Viewers Speak: Was the Bailout a Good Investment?
Sep 04, 2013
***Editor’s Note: Last weekend’s (August 31-September 1) Mailbag segment drew quite a bit of viewer reaction. We will first print a transcript of John’s comments, followed by several viewer comments…
Farm Report Mailbag:
Time now for our weekly look inside the Farm Report Mailbag. Carol Kirkhorn is concerned about my belief the bailout was a good idea. "Why are you a fan of our out-of-control spending (the bailout)?"
Carol, for many people it is hard to imagine any good out of government seemingly throwing money around at problems. But not only is that an inaccurate description, what Secretary Paulson and Presidents Bush and Obama did will, in my opinion, be a textbook example of prompt action to stop a panic. But the major point is it cannot be out-of-control spending if you get your money back. Look at the numbers: We sent about $250 million to banks to shore up their liquidity, $187 to Fannie & Freddie, $80 to car companies, $70 billion to AIG, $19 billion to buy questionable assets like CDO’s, and another 10 to subsidize homeowners for a total of $608 billion. Meanwhile, look what we’ve gotten back. Banks have repaid $367 billion as of August 27th, and the despised mortgage giants and others have sent $187 billion in dividends and interest to the treasury. Another reader pointed out the U.S. probably will lose money on their GM stock, but the cash still pouring in will soon make the whole $608 billion a remarkably good investment. Incidentally, this action is exactly what farmers demand the government do for their section when sugar and dairy prices drop…and in this instance I remain convinced it was a courageous and lucrative decision.
Viewer Response #1: John, while I appreciate your service to our country and the fact that you are a real farmer, I think that you are as crazy as a squashed cat if you think that the monetary policies that our government has pursued have in any way been beneficial.
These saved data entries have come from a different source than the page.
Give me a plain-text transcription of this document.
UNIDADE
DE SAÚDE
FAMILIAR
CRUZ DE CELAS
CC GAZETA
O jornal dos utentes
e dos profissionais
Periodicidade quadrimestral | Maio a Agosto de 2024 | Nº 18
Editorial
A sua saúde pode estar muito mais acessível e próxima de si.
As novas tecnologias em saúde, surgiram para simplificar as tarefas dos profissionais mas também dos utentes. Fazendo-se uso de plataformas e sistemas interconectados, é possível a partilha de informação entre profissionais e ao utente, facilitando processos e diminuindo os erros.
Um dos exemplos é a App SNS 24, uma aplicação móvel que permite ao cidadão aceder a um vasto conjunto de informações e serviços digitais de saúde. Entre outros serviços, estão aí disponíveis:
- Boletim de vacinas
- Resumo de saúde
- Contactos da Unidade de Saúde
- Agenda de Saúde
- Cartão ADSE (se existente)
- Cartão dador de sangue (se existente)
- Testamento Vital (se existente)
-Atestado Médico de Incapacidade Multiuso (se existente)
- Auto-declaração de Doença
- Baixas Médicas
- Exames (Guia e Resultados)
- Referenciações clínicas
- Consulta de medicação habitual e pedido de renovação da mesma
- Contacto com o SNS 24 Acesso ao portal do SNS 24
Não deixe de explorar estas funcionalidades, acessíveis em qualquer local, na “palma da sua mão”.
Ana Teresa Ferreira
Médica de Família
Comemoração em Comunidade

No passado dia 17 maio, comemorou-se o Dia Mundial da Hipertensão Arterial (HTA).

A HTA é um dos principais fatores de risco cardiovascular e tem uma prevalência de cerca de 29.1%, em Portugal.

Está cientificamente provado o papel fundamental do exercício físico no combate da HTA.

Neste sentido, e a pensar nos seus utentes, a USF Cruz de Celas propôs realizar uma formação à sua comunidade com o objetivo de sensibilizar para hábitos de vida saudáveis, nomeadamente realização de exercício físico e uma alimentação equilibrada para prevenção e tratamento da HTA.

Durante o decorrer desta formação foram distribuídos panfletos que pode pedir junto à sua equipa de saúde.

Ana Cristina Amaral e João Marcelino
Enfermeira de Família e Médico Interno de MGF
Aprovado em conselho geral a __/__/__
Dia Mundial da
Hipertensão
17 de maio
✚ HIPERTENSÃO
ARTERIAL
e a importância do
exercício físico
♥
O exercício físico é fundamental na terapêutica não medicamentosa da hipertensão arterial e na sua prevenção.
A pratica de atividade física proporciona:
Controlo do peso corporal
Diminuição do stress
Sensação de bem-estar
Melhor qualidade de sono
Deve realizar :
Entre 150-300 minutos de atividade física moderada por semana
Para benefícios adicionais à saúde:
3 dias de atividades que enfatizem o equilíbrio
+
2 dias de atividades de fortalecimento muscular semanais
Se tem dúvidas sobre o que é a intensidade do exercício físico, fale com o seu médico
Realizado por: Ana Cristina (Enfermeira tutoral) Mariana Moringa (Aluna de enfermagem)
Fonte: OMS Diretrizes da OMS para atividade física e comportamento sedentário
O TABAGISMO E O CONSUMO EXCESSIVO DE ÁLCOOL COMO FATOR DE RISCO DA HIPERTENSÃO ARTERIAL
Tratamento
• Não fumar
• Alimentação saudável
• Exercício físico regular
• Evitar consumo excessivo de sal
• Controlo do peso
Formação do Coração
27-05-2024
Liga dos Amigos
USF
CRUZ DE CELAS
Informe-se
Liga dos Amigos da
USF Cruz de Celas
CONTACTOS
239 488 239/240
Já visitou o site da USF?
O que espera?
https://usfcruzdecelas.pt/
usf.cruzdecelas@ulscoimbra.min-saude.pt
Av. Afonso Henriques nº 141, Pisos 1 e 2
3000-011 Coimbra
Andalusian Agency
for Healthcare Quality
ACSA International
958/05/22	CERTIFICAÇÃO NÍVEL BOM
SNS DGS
I am very surprised that a man of your education and experience would actually support such destructive fiscal policies. That is in my mind incomprehensible. Sincerely, Wayne Kahlbau - Fairhope, Alabama
Viewer Response #2: Hi John - In the mail bag this morning you were giving a rundown on what the government spent bailing out several businesses. While I and others feel that the auto industry only asked for a loan I do not count the financial aid Uncle Sam gave GM and Chrysler a bailout. That was a loan. Why that government official bought stock in GM was a person with a whole lot of screws loose or missing because the stock market has to be hit just right to make a gain and that is still a crap shoot. Frankly that was someone making a bad decision that went from bad to worse. It is going to take a while for the auto industry to get there stock prices back to what they were. The only way to make money on that dumb move is to be patient. James Brancheau
Viewer Response #3: You state you are convinced the bailout was a courageous and lucrative decision. Oh really? Since the government has no money except that which they tax, borrow or print it’s not very courageous to use money that doesn’t belong to you or is created without the corresponding production of goods or services. And in so doing, they reward poor decision makers and delay the purging of excesses that are needed so that real growth can occur that benefits the public. And lucrative for whom? The Comptroller of the Currency’s first quarter report shows total US bank notional exposure to derivatives of $231.6 trillion. This doesn’t include the trillions of liabilities banks are allowed to move off their books, such as mortgage backed securities which took down Fannie Mae, Freddie Mac and AIG. Four of the too-big-to-fail commercial banks account for 94% of this exposure. When the next big financial crisis hits, which will dwarf 2008, we will see just how "courageous and lucrative" the bailout was. Too-big-to-fail may just become too-big-to-save. Dave Sauers
Viewer Response #4: Thanks for taking the time to respond to my email. You set me straight and I am embarrassed that I jumped to the wrong conclusion without doing my homework. I saw on your website that you explained it quite thoroughly on your previous show. I apologize. I've always admired your level headed, bipartisan approach, guess I'll learn to do likewise.